The structure of the data in the database is called
the schema, which is composed of the Entities,
Properties of entities, and relationship between
entities and business constraints.

4. Procedure: this is the rules and regulations on

how to design and use a database. It includes
procedures like how to log on to the DBMS, how
to use facilities, how to start and stop DBMS,
how to make backup, how to treat hardware and
software failure, how to change the structure of
the database.
5. People: this component is composed of the

people in the organization that are responsible or
play a role in designing, implementing,
managing, administering and using the resources
in the database. This component includes group
of people with high level of knowledge about the
database and the design technology to other with
no knowledge of the system except using the
data in the database.

Database Development Life Cycle (DDLC)
As it is one component in most information system

development tasks, there are several steps in
designing a database system. Here more emphasis is
given to the design phases of the system development
life cycle. The major steps in database design are;
1. Planning: that is identifying information gap in

an organization and propose a database solution
to solve the problem.
2. Analysis: that concentrates more on fact finding

about the problem or the opportunity. Feasibility
analysis, requirement determination and
structuring, and selection of best design method
are also performed at this phase.
3. Design: in database development more emphasis

is given to this phase. The phase is further
divided into three sub-phases.
a. Conceptual Design: concise description of
the data, data type, relationship between
data and constraints on the data.
• There is no implementation or physical
detail consideration.
• Used to elicit and structure all
information requirements

b. Logical Design: a higher level conceptual

abstraction with selected specific data model to
implement the data structure.
• It is particular DBMS independent and
with no other physical considerations.
c.
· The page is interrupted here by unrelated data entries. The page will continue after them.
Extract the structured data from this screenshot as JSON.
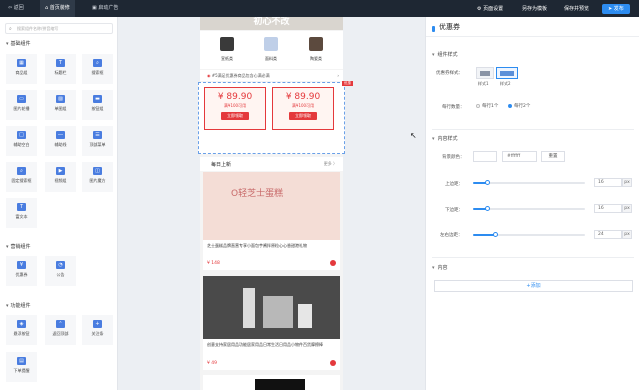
{
  "topbar": {
    "back": "返回",
    "tab_home": "首页装修",
    "tab_ad": "启动广告",
    "page_settings": "页面设置",
    "save_template": "另存为模板",
    "save_preview": "保存并预览",
    "publish": "发布"
  },
  "left": {
    "search_placeholder": "搜索组件名称/拼音缩写",
    "sections": [
      {
        "title": "基础组件",
        "items": [
          "商品组",
          "标题栏",
          "搜索框",
          "图片轮播",
          "单图组",
          "按钮组",
          "辅助空白",
          "辅助线",
          "顶部菜单",
          "固定搜索框",
          "视频组",
          "图片魔方",
          "富文本"
        ]
      },
      {
        "title": "营销组件",
        "items": [
          "优惠券",
          "公告"
        ]
      },
      {
        "title": "功能组件",
        "items": [
          "悬浮按钮",
          "返回顶部",
          "关注条",
          "下单提醒"
        ]
      }
    ]
  },
  "canvas": {
    "banner_text": "初心不改",
    "categories": [
      "宣纸类",
      "面料类",
      "陶瓷类"
    ],
    "notice": "#5满足优惠券商品包含心满必满",
    "coupons": [
      {
        "amount": "¥ 89.90",
        "cond": "满¥100可用",
        "btn": "立即领取"
      },
      {
        "amount": "¥ 89.90",
        "cond": "满¥100可用",
        "btn": "立即领取"
      }
    ],
    "coupon_tag": "优惠",
    "daily_title": "每日上新",
    "daily_more": "更多 〉",
    "cake_text": "O轻芝士蛋糕",
    "products": [
      {
        "name": "芝士蛋糕品牌直营专享小面包芋酱拌原粒心心香甜港礼物",
        "price": "¥ 148"
      },
      {
        "name": "创意支持家居用品功能居家用品日常生活日用品小物件百货摩擦棒",
        "price": "¥ 49"
      }
    ]
  },
  "right": {
    "title": "优惠券",
    "sec_coupon_style": "组件样式",
    "coupon_style_label": "优惠券样式：",
    "style1": "样式1",
    "style2": "样式2",
    "row_count_label": "每行数量：",
    "per_row_1": "每行1个",
    "per_row_2": "每行2个",
    "sec_content_style": "内容样式",
    "bg_color_label": "背景颜色：",
    "bg_color_value": "#ffffff",
    "reset": "重置",
    "top_margin_label": "上边距：",
    "top_margin_value": "16",
    "bottom_margin_label": "下边距：",
    "bottom_margin_value": "16",
    "side_margin_label": "左右边距：",
    "side_margin_value": "24",
    "unit": "px",
    "sec_content": "内容",
    "add_btn": "+添加"
  },
  "colors": {
    "accent": "#2d8cf0",
    "coupon_red": "#e4393c",
    "dark_bar": "#1e2733"
  }
}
Physical Design: physical implementation of
the logical design of the database with
respect to internal storage and file structure
of the database for the selected DBMS.
• To develop all technology and
organizational specification.
4. Implementation: the testing and deployment of

the designed database for use.
5. Operation and Support: administering and

maintaining the operation of the database system
and providing support to users. Tuning the
database operations for best performance.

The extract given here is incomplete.